Eksitensi pidana mati di Indonesia sendiri tentunya menuai pro-kontra yang tidak ada habisnya dari berbagai kalangan mulai dari para ahli hukum, pejuang Hak Asasi Manusia, hingga masyarakat sendiri. Berbagai kalangan dari ahli hukum, pejuang HAM, serta masyarakat saling berdebat untuk mempertahankan pendapatnya masing-masing terhadap pandangan eksistensi pidana mati di Indonesia.
Adapun pendapat pro pidana mati di Indonesia berpandangan bahwa pidana mati diperlukan dalam rangka atau tujuan untuk memberikan efek jera bagi pelaku dan sebagai upaya tindak preventif untuk menakuti manusia agar tidak melakukan kejahatan, pendapat lainnya adalah pidana mati relatif tidak menimbulkan rasa sakit apabila dilakukan dengan tepat.
Pendapat pro lainnya mengenai pidana mati di Indonesia adalah bahwa pidana mati dapat tetap diterapkan sebagai alat pertahanan bagi masyarakat dari pelaku tindak kejahatan.
Sedangkan, pendapat kontra terhadap pidana mati di Indonesia sendiri berpandangan bahwa pidana mati sangat bertentangan dengan konstitusi Indonesia yaitu UUD NRI 1945 terutama pada pasal 28A yang menyatakan bahwa: “setiap orang berhak untuk hidup serta berhak mempertahankan hidup dan kehidupannya”.
Selain bertentangan dengan UUD NRI 1945, pidana mati juga bertentangan dengan konvensi internasional berupa Universal Declaration of Human Rights (UDHR) atau Deklarasi Universal Hak-Hak Manusia yang isinya menyatakan bahwa setiap manusia memiliki Hak Asasi Manusia berupa hak untuk mempertahankan hidupnya,
oleh karena itu, pidana mati dianggap sebagai bentuk pelanggaran keji terhadap Hak Asasi Manusia.

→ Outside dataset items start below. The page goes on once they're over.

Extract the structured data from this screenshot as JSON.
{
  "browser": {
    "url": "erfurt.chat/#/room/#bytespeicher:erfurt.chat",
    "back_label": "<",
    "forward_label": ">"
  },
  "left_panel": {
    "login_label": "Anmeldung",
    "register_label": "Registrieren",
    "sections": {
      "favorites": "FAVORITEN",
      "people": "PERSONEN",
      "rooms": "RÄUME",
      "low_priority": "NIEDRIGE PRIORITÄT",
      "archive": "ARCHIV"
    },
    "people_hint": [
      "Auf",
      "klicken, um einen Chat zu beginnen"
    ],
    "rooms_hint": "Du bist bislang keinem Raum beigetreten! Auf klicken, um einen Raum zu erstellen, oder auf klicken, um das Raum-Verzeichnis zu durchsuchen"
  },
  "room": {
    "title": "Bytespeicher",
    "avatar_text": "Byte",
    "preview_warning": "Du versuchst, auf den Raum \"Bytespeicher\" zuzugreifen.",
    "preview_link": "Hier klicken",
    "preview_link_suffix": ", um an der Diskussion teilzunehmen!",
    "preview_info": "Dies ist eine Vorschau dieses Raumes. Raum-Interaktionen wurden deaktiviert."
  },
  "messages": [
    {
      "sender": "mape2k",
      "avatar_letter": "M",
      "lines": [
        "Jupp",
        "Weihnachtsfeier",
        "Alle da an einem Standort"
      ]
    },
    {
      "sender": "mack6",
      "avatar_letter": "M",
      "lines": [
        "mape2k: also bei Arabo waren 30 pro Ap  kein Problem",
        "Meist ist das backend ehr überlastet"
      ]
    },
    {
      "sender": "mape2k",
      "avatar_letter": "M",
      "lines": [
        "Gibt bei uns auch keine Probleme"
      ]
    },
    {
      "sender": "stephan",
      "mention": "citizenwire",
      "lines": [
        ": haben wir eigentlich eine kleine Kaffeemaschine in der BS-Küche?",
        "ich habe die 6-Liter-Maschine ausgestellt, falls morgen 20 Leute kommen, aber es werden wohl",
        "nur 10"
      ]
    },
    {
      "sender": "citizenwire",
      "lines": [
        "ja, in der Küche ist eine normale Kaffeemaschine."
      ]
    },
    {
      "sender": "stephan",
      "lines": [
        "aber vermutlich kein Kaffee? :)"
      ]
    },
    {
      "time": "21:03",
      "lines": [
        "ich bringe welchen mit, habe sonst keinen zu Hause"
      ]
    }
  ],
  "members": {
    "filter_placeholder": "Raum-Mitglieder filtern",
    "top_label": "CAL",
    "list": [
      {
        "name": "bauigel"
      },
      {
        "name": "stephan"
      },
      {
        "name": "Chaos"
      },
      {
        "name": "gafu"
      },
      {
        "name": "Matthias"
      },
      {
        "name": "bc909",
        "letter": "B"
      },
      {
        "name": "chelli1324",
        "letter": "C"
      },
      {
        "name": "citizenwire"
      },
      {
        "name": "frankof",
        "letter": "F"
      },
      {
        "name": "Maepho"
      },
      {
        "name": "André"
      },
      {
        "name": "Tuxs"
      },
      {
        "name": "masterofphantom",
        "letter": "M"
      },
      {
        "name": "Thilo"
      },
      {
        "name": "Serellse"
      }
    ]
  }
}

Bahkan, beberapa negara sudah menghapuskan pidana mati dalam sistem Hukum di negaranya seperti Belanda, Jerman, Italia, dan lain sebagainya.
Selain itu, pidana mati dianggap sebagai bentuk rasa ketidakadilan terhadap suatu individu,
dimana pihak kontra berpendapat bahwa pidana mati bertentangan dengan tujuan pemberian pidana yang dimana seharusnya penjatuhan pidana memberikan sebuah pembelajaran kepada pelaku untuk dapat berubah selama masa hukuman dan para pelaku tindak pidana kejahatan pada dasarnya berhak mendapat kesempatan kedua di masyarakat dan hukuman penjara saja sudah cukup untuk menghukum pelaku tersebut.
Bahkan, sebutan mantan narapidana saja sudah cukup memberikan sebuah sanksi sosial bagi pelaku dalam kehidupan sosial di masyarakat. Pendapat kontra lainnya adalah penjatuhan pidana mati tidak efektif dalam memberantas kejahatan dengan menengok fakta bahwa angka kejahatan masih tetap tinggi.
Pandangan subjektif penulis terkait eksistensi pidana mati di Indonesia sendiri adalah setuju dengan adanya dan mempertahankan pidana mati di Indonesia, dikarenakan pidana mati selain sebagai bentuk represif juga terbukti sebagai bentuk preventif untuk mencegah bertambahnya angka kejahatan dan melindungi kemanan masyarakat.
Namun, di sisi lain juga setuju bahwa pidana mati juga bertentangan dengan Hak Asasi Manusia dalam mempertahankan hidup. Oleh karena itu, penerapan pidana mati sepatutnya dijadikan upaya pilihan akhir dalam penerapan pidana dengan dilakukan berdasarkan pertimbangan yang matang dan hati-hati terhadap tindakan pelaku dan akibat dari tindakannya sehingga tidak menimbulkan rasa ketidakadilan dan efektivitas dalam penerapannya.